I have $f : x \mapsto \frac{\ln(1+x)}{x}$ which derivative is $$\frac{1}{x(1+x)}-\frac{\ln(1+x)}{x^2}$$ I want to find the limit as $x$ goes to $0$ of this derivative. I've tried simplifying the expression to $$\frac{x - x\ln(1+x) - \ln(1+x)}{x^3 + x^2}$$ but I'm still struggling. Also I can't use l'Hôpital or Taylor series. Any help would be appreciated, thanks in advance! (And sorry if I did anything wrong here)

Answer 1

First, you can decompose the first term in your derivative as:

$\frac{1}{x(1+x)} = \frac{1}{x}-\frac{1}{1+x}$.

Second, you can expand the second term using Taylor series:

$\frac{ln(1+x)}{x^2}$

$ = \frac{1}{x^2} \left( x - \frac{x^2}{2} + \frac{x^3}{3} - .. \right)$

$ = \frac{1}{x} - \frac{1}{2} + \frac{x}{3} - $

Putting it together, your derivative is:

$\frac{1}{x}-\frac{1}{1+x} - \frac{1}{x} + \frac{1}{2} - \frac{x}{3} +...$

• The $1/x$ terms cancel out.
• $\lim_{x \rightarrow 0} \frac{1}{1+x} = 1$.
• $\lim_{x \rightarrow 0}$ of all terms with $x$ or higher powers of $x$ in the numerator is 0.

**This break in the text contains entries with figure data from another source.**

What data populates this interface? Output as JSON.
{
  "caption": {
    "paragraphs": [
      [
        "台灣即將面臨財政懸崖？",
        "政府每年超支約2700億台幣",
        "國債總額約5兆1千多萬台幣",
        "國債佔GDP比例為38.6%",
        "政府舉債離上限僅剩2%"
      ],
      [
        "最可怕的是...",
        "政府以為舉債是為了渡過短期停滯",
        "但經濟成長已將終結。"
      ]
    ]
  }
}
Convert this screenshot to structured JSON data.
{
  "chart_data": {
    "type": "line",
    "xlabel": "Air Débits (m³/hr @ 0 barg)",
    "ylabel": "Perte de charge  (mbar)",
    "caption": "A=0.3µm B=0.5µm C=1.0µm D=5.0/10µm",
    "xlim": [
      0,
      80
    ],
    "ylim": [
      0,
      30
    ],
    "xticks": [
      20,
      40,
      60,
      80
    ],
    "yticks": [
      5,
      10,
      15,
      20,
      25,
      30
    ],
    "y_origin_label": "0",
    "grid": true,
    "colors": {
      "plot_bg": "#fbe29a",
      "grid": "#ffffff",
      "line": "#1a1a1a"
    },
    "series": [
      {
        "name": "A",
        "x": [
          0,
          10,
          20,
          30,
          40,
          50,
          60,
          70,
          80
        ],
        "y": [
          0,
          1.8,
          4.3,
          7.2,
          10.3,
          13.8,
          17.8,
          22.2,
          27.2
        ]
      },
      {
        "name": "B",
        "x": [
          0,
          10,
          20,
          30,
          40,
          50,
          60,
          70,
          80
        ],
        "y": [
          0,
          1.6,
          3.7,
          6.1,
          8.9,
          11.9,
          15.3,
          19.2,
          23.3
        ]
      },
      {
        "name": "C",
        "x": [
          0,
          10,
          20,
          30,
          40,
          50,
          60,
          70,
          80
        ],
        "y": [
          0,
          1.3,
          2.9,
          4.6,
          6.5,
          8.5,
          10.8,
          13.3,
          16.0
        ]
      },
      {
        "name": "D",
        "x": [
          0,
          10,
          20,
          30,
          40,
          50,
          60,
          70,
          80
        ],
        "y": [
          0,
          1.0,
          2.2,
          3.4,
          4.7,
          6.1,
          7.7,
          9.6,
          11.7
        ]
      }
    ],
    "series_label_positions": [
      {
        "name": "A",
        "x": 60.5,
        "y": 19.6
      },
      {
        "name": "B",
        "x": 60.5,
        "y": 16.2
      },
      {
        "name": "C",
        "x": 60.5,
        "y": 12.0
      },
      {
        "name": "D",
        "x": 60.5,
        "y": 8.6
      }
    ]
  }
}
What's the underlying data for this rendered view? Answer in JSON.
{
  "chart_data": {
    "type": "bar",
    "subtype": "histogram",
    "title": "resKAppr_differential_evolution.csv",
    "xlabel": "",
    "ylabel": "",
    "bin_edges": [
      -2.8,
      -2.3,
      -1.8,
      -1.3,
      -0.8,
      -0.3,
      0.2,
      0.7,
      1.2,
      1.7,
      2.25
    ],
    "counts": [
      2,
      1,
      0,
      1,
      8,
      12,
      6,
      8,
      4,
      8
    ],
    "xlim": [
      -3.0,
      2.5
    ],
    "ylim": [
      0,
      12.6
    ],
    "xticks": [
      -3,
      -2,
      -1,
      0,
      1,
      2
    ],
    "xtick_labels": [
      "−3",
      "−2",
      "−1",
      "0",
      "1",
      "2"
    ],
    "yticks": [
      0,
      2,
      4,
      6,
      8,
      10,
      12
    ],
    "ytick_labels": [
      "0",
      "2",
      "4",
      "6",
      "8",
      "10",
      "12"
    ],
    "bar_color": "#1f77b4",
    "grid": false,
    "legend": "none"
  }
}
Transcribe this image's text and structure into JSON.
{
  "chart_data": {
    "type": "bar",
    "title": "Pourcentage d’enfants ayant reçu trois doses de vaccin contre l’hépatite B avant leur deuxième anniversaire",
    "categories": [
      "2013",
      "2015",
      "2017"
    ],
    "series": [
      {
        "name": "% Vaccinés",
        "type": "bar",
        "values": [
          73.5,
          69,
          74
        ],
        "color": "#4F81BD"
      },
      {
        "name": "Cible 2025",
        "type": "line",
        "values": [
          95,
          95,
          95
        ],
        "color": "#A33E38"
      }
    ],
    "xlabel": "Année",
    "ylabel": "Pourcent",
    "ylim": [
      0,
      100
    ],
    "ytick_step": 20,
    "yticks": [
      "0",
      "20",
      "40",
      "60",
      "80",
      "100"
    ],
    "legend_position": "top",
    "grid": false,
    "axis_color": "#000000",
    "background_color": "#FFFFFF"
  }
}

So you are left with $-1 + \frac{1}{2} = -\frac{1}{2}$.

Answer 2

Your original function $f(x)=\frac{\ln(1+x)}{x}$ can be written using the taylor series expansion of $\ln(1+x)$ as follows: $$\ln(1+x)=\sum_{k=1}^{\infty}\frac{(-1)^{k+1}x^{k}}{k}=x-\frac{x^2}{2}+\frac{x^3}{3}-...$$ $$\therefore\frac{\ln(1+x)}{x}=\sum_{k=1}^{\infty}\frac{(-1)^{k+1}x^{k-1}}{k}=\sum_{k=0}^{\infty}\frac{(-1)^{k}x^{k}}{k+1}=1-\frac{x}{2}+\frac{x^2}{3}-...$$ $$\frac{d}{dx}\Bigg(\frac{\ln(1+x)}{x}\Bigg)=\frac{d}{dx}\bigg(1-\frac{x}{2}+\frac{x^2}{3}-...\bigg)=-\frac{1}{2}+\frac{2x}{3}-\frac{3x^2}{4}+...$$ So, $$\lim_{x\to0}\Bigg(\frac{d}{dx}\Bigg(\frac{\ln(1+x)}{x}\Bigg)\Bigg)=\lim_{x\to0}\bigg(-\frac{1}{2}+\frac{2x}{3}-\frac{3x^2}{4}+...\bigg)=\fbox{$-\frac{1}{2}$}$$

Answer 3

$\frac {1}{x(x+1)} - \frac {\ln(x+1)}{x^2} = \frac {d}{dx} \frac {\ln(x+1)}{x}$

At which point I am inclined to use a series

$\frac {d}{dx} (1 - \frac x2 + \cdots)$

as $x$ goes to $0$ equals $-\frac 12$

Without using a series, I have.

$\frac {d}{dx} \frac {\ln(x+1)}{x}$ evaluated at $x = 0$

is $\lim_\limits{h\to 0} \frac{ \ln(1+h) - 1}{h^2}$

Answer 4

Because $\frac{x}{1+x}<ln(1+x)<x$

So when $ x \rightarrow 0+, f(x) \rightarrow 1$

When $x\rightarrow0-$ is similar